CHAPTER 6 EVALUATION: COSTS OTHER THAN COPYING

In this chapter we examine the non-copying costs of collection, focusing on the cost of maintaining the information needed for accurate region-based collection: the write barrier and remembered set overheads. The evaluation uses a realistic, block-allocation collection simulator, based on our prototype implementation. We compare the generational youngest-first collector with the deferred older-first algorithm, which was shown in the preceding chapter to be the most promising with respect to copying cost among the alternatives to generational collection that we considered.

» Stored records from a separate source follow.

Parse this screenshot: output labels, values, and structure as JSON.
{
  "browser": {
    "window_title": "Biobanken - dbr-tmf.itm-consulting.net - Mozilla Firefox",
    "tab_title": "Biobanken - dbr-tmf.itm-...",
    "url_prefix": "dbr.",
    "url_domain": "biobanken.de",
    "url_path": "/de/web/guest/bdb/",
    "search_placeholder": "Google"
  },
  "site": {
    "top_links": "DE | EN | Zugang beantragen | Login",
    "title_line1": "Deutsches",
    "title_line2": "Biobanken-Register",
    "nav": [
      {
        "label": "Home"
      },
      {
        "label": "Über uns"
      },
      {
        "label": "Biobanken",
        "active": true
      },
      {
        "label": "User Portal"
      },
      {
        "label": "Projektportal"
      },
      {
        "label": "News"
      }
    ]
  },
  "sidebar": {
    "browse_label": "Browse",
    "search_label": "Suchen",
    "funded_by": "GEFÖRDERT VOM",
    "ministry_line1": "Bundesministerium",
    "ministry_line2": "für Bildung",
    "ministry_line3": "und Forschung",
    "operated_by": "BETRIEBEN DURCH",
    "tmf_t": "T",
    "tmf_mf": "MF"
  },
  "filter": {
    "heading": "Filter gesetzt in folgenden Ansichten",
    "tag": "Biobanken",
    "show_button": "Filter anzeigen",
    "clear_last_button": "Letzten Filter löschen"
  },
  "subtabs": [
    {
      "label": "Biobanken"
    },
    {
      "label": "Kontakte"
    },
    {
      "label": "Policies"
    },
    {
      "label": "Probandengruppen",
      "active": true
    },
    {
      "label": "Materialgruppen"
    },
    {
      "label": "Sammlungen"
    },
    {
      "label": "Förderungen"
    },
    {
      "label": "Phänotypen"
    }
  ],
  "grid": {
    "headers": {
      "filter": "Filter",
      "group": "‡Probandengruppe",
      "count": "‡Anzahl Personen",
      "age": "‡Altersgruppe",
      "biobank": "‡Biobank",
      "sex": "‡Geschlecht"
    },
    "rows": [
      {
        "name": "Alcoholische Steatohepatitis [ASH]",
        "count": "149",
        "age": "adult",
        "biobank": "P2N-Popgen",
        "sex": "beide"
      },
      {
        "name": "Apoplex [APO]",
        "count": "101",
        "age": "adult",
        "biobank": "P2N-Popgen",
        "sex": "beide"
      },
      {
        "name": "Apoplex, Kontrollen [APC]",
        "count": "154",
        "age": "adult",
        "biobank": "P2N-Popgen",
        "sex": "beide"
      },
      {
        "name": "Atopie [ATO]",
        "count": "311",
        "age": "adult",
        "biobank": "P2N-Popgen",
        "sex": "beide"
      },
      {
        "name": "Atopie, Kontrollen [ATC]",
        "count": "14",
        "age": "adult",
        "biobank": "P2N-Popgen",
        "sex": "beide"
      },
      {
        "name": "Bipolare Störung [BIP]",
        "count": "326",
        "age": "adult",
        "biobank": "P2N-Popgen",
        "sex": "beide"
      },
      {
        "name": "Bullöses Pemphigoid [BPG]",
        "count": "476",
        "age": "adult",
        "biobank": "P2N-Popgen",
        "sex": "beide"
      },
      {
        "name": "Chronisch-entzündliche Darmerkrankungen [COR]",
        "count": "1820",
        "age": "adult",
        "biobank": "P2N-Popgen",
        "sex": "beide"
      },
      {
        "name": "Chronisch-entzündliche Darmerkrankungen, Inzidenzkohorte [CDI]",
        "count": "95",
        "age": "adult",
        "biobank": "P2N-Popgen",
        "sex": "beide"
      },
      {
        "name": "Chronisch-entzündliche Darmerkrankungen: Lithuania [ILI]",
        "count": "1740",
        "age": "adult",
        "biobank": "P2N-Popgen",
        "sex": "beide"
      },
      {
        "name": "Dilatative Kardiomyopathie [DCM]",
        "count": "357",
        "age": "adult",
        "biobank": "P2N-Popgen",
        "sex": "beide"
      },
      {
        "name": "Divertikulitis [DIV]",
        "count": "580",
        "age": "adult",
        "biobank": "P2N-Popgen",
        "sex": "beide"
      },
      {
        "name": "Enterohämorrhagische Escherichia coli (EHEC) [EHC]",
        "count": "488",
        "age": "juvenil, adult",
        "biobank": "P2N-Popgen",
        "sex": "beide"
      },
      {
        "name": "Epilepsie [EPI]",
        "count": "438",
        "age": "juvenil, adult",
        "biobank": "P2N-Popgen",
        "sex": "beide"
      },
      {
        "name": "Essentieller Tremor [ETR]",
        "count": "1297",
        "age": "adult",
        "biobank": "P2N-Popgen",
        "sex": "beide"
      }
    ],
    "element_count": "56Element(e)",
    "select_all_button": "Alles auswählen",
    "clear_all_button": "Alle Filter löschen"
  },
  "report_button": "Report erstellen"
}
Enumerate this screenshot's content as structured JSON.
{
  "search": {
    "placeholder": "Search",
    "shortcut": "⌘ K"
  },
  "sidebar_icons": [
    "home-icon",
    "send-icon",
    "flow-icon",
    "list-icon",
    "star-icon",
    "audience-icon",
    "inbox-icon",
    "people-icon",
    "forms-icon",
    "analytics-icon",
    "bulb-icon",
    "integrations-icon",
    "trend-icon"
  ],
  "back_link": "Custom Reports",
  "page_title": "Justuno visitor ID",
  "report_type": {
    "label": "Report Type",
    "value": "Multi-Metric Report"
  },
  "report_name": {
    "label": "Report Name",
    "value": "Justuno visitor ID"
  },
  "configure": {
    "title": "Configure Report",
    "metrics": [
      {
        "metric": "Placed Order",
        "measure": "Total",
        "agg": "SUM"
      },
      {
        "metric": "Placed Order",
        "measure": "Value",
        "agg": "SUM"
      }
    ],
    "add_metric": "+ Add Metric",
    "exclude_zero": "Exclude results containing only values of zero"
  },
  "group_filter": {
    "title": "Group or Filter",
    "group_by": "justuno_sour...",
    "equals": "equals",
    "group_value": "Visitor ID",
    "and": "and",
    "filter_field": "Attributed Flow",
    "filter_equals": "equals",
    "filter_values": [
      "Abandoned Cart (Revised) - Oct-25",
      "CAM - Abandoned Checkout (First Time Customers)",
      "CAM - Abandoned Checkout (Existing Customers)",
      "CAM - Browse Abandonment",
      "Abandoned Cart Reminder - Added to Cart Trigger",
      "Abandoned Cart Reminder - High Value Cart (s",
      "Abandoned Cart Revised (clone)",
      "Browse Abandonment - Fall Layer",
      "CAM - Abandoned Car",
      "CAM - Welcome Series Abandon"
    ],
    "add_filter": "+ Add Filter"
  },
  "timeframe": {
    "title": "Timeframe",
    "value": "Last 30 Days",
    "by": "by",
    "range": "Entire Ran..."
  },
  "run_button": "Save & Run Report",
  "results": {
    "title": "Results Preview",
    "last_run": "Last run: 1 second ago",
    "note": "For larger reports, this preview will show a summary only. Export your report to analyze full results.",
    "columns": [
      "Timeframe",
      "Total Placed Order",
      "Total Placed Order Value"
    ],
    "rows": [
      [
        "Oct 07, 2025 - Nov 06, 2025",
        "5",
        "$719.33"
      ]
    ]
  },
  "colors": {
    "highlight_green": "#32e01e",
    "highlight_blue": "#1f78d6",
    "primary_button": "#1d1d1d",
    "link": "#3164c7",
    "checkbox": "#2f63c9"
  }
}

6.1 Method for evaluating the pointer maintenance cost We use an instrumented version of the block simulator (Section 4.3.3) to obtain the statistics of pointer management operations. We discussed in Section 3.2 the design of pointer management for age-based collection, and noted alternative models of pointer store filtering and of remembered set organization. The actual costs of operations depend on these alternative design decisions. Indeed, the operation counts are not invariant themselves: if two filtering tests are executed in sequence, the outcome of the first influences the number of times the second is executed. The division of labor between the run time and the garbage collection time is also a matter of choice. Here we use for the generational collector the traditional model of operation with a unified remembered set and generational filtering, and we show that it is very efficient. For the DOF collector we use block-local and directional filtering. All of the operation counts reported are accurate for these design choices, while some of them are also universally applicable regardless of the design choice. 276

For the write barrier, we report the operation counts for pointer stores, and the number of non-null pointer stores. Non-null stores are further divided into stores filtered by the specified filtering mechanism, and those not filtered. The non-filtered stores are divided into unique and duplicate, with respect to the prior content of the remembered set into which the stores are inserted. Note that the write-barrier statistics include both the run time and the garbagecollection time pointer stores. For remembered set processing at garbage-collection time, we report the number of pointers from the uncollected region into the collected region, as well as the number of remembered set entries actually processed, which can be larger.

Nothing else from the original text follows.